We are now 79 days removed from January 22nd 2020, a date that marks the first reported coronavirus (COVID-19) case in the United States. Since then over 462,000 confirmed cases of the virus have been reported along with almost 25,500 recoveries and over 16,500 deaths, leaving the death rate of COVID-19 for the US at roughly 3.5%. As stated in earlier updates, the coronavirus poses a unique issue due to the number of days between infection and actually showing symptoms. The asymptomatic period, coupled with the overall timeframe from initial infection to resolution – typically 23-24 days – is putting infection and death projection rates under extreme scrutiny because instant results from preventative measures, like social distancing, are unobtainable. We have become accustomed to instant gratification, so it is difficult to adapt the long-term perspective of medical experts when they reference projected infections doubling every 3 days, accompanied by 3.4% resulting in death. Although difficult in practice, mid and long-term perspective are necessary when assessing the physical effects of the coronavirus, and when analyzing economic, market, and personal investment portfolio outlook.
On Monday the equity markets ended slightly negative, continuing the trend of early-week drops since the pandemic began taking a lasting toll on the economy. Tuesday saw markets rise intra-day, but again the attempt for a positive swing fell short as trading closed. Yet, Wednesday and Thursday’s activity reflected some metaphorical light at the end of a series of short tunnels. The S&P 500 Index closed at 2,789.82, up over 20% since the March 23 low of 2,327.40. A positive boost indeed, yet the index is still down over 15% from the February 19 peak of 3,386.15. And the reasons for the uptick, ending a shortened trading week with a roughly 4.8% increase for the S&P 500 index, are somewhat futile: the broad market is processing and reflecting information indicative of short-term, easily comprehendible reactions to an unprecedented pandemic. Looking at recent data shows that the market is most likely not taking into account the lasting economic toll posed by the coronavirus. Thousands of individuals have died, millions have lost jobs, and most businesses are having trouble even treading water, but investor sentiment continues to rely on delayed action from the government and Federal Reserve.
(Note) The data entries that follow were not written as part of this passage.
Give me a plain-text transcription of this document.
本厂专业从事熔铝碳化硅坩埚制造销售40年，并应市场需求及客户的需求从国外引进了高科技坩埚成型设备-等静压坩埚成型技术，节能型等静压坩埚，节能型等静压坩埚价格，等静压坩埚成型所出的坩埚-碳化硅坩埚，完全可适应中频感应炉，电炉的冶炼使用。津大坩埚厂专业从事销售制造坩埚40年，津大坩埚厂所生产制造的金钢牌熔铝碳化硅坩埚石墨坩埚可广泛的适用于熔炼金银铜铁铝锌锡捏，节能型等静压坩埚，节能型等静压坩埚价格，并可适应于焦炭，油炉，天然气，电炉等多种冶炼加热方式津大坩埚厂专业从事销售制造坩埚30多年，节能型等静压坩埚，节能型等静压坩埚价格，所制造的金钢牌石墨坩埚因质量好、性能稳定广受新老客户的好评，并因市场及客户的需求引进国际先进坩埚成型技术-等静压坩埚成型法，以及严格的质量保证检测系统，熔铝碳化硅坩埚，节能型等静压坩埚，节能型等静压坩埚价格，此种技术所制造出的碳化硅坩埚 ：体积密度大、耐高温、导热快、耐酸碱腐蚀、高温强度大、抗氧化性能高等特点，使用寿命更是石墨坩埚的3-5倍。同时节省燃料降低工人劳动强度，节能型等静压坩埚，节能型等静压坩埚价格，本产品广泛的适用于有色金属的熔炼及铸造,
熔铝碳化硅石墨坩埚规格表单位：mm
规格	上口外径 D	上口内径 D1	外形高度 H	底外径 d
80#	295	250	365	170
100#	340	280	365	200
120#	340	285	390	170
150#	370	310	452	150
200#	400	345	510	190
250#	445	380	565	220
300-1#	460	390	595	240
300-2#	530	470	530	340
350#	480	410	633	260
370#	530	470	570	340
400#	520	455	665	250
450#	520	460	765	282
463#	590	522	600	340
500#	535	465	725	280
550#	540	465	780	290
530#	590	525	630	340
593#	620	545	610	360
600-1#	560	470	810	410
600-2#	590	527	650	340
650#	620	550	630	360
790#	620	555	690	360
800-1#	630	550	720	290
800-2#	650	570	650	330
The Fed on Thursday initiated a broader backup of corporate and municipal borrowers by expanding lending facilities to an estimated $2.3 trillion. Ease of credit access for banks, municipalities, and mid-size corporations is a calculated move by the Fed to help stabilize the economy until the end of the crisis. And the timing of the announcement itself was a calculated move for the markets. Just before the Fed’s multi-trillion-dollar debt expansion announcement, the weekly jobless claims report was released, revealing 6.6 million new individuals claimed unemployment benefits last week, bringing the total new unemployment claims to over 17 million for the past 3 weeks. Yet the market swallowed that news in stride, with the S&P 500 Index closing positive 1.45% on Thursday. The recent market fluctuations represent several ripples in a line of reactions stemming from the coronavirus impact. Just last week the government signed the CARES Act, which in turn led to a somewhat positive rebound for the market. What the market failed to reveal was the deeper issue - the CARES Act was a reaction to the already detrimental long-term impact the coronavirus will have on not only the US economy but the economy of almost every country. Failure to understand that the recent fiscal and monetary policy changes have been put into action to counter the bleak economic outlook is creating a façade of confidence for the markets.
One common, overarching conflict presented by the coronavirus is when and how do we restart the economy? The answer to this question boils down to individual morals and priorities, and multiple experts in their respective fields have voiced their own opinions on how to strategically stop the spread of the coronavirus while keeping the largest economy in the world intact. That being said, there is no easy or “right” answer. Thankfully the decision of re-vamping the economy is not on my docket, but financial advisors have a duty to offer insight into what might be on the horizon in order to help prepare clients for the potentially long road to recovery. No one can predict the future, but we study history because typically the past shows glimpses of the future. First, the S&P 500 Index has averaged plus or minus 4.8% daily changes over the past five weeks - the most volatility shown since 1929. Also, of the 15 recent bear markets, within three months of the initial market decline 14 of those approached or surpassed the initial market percentage decline. For example, the Great Recession saw an initial decline of 47% beginning May 2008 and ending November 2008, then 25% recovery from November 2008 to early January 2009, followed by a further decline of 27% from early January to late February. That being said, we are in a time when the future is much more volatile than most have probably ever experienced. It is unclear when the end of this crisis will come to fruition, but it clearly takes a communal understanding of the long term impact that inaction will have on our society to recognize the potential for extended economic contraction. When the economy reboots, individuals get back to work, and life can start to bloom back to normal is dependent upon how quickly we can defeat this virus.